Friedrich Wilhelm Murnau
Pas une parole, mais une caméra dans la tête
Le film idéal n’a pas besoin de mots, affirmait celui qui, pour échapper au parlant, partit tourner son dernier muet, Tabou, dans les mers du sud.
Murnau donc. Un maître du classique absolu dont seulement douze films sur vingt-et-un ont été retrouvés, conservés et magnifiquement restaurés. Douze copies silencieuses qui font le bonheur des cinéphiles. Immense bonheur de voir ou revoir Le dernier des hommes (1924), Faust (1926) ou L’aurore (1927), Château Vogelöd (1921), Tartuffe (1925) ou bien le mythe entre les mythes, Nosferatu. Pour le plaisir, certes, mais aussi pour tenter de cerner la personnalité de ce cinéaste aussi célèbre dans les années vingt que le furent ses contemporains Fritz Lang et Ernst Lubitsch, mais qui continue d’être un grand inconnu.

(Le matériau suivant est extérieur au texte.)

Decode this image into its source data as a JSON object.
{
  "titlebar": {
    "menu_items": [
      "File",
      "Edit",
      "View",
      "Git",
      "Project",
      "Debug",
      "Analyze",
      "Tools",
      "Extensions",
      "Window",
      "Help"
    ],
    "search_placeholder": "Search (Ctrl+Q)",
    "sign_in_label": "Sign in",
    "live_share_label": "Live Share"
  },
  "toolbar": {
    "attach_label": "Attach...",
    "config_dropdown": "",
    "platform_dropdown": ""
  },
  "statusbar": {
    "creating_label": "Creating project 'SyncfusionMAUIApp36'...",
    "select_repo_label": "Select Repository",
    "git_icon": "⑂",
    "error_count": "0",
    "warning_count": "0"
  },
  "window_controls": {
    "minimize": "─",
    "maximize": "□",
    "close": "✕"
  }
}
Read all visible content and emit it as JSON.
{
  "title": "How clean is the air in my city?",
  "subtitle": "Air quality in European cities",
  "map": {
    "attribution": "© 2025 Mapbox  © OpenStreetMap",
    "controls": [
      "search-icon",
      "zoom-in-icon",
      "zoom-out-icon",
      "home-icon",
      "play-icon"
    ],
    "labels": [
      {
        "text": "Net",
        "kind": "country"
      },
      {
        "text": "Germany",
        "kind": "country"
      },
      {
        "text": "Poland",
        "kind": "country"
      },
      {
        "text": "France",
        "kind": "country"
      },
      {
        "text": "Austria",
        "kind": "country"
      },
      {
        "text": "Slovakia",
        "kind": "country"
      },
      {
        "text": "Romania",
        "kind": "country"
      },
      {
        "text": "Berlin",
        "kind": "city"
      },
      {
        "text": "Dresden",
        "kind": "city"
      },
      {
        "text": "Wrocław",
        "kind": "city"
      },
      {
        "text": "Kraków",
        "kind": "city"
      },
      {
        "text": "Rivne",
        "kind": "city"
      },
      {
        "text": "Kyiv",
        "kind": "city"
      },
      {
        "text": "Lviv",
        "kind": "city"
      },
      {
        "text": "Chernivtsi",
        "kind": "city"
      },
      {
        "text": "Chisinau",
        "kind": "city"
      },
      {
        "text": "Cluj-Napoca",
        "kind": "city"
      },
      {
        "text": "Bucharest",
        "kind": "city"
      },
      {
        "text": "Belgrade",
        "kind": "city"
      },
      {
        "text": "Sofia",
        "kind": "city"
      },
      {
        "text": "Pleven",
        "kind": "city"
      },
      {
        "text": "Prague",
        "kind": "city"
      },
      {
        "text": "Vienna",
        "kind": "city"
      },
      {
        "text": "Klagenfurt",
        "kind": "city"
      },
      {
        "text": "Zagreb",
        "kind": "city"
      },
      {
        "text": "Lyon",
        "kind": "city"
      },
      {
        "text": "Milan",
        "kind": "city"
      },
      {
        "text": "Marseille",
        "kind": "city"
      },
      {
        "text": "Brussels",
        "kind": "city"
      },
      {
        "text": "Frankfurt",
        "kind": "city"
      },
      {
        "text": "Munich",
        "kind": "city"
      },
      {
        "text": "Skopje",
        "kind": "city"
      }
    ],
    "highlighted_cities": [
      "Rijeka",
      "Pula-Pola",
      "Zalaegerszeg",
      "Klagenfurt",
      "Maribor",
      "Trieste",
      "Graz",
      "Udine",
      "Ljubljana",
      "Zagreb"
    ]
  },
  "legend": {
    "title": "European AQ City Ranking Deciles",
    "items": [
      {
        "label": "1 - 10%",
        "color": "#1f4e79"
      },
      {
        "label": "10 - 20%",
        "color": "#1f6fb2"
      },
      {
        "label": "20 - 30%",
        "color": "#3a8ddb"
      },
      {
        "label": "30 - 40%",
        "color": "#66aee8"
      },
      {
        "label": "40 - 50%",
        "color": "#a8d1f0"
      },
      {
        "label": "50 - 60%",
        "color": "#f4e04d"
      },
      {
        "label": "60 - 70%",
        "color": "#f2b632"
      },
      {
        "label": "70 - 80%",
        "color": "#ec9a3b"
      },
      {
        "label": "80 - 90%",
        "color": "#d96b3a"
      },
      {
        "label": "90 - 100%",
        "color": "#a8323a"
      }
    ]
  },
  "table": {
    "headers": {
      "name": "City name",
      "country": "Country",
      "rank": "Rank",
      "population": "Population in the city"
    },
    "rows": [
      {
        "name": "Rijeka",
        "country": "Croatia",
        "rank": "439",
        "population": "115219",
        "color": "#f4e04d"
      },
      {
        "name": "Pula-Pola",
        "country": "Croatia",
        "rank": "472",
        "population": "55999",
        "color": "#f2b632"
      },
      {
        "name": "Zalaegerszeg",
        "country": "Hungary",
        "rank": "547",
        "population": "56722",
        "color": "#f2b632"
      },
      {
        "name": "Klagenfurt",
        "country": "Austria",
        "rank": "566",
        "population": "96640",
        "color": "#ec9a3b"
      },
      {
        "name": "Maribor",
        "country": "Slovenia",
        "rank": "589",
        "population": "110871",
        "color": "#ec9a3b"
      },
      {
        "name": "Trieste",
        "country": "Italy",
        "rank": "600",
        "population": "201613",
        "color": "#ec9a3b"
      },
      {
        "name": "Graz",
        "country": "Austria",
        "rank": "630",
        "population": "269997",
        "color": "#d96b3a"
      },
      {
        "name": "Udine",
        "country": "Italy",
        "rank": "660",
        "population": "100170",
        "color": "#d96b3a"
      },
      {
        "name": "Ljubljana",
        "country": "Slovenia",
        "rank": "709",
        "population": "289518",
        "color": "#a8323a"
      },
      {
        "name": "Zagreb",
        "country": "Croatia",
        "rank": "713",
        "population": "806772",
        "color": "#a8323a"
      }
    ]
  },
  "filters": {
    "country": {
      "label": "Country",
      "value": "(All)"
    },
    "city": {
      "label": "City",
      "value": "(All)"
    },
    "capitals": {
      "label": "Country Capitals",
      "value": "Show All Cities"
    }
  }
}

Friedrich Wilhelm Murnau, de son vrai nom Plumpe, est né en 1888 à Bielefed dans une famille aisée et très à cheval sur les principes. Un père autoritaire qu’il ne porte pas vraiment dans son cœur, une mère effacée qu’il adore. Plumpe (lourdaud): un patronyme apparemment difficile à porter pour un jeune homme sensible, féru de littérature, admirateur de Voltaire, et qui de surcroît est l’élégance même. Aussi, lorsqu’il décide au grand dam de ses parents de s’engager dans la voie du théâtre, se fait-il appeler tantôt Wilhelm von Nutten, tantôt Murnascha, Fred ou Bayard avant de finalement choisir Murnau. Probablement en souvenir de vacances passées en compagnie de son amant Hans Ehrenbaum-Degele dans la petite ville bavaroise de Murnau.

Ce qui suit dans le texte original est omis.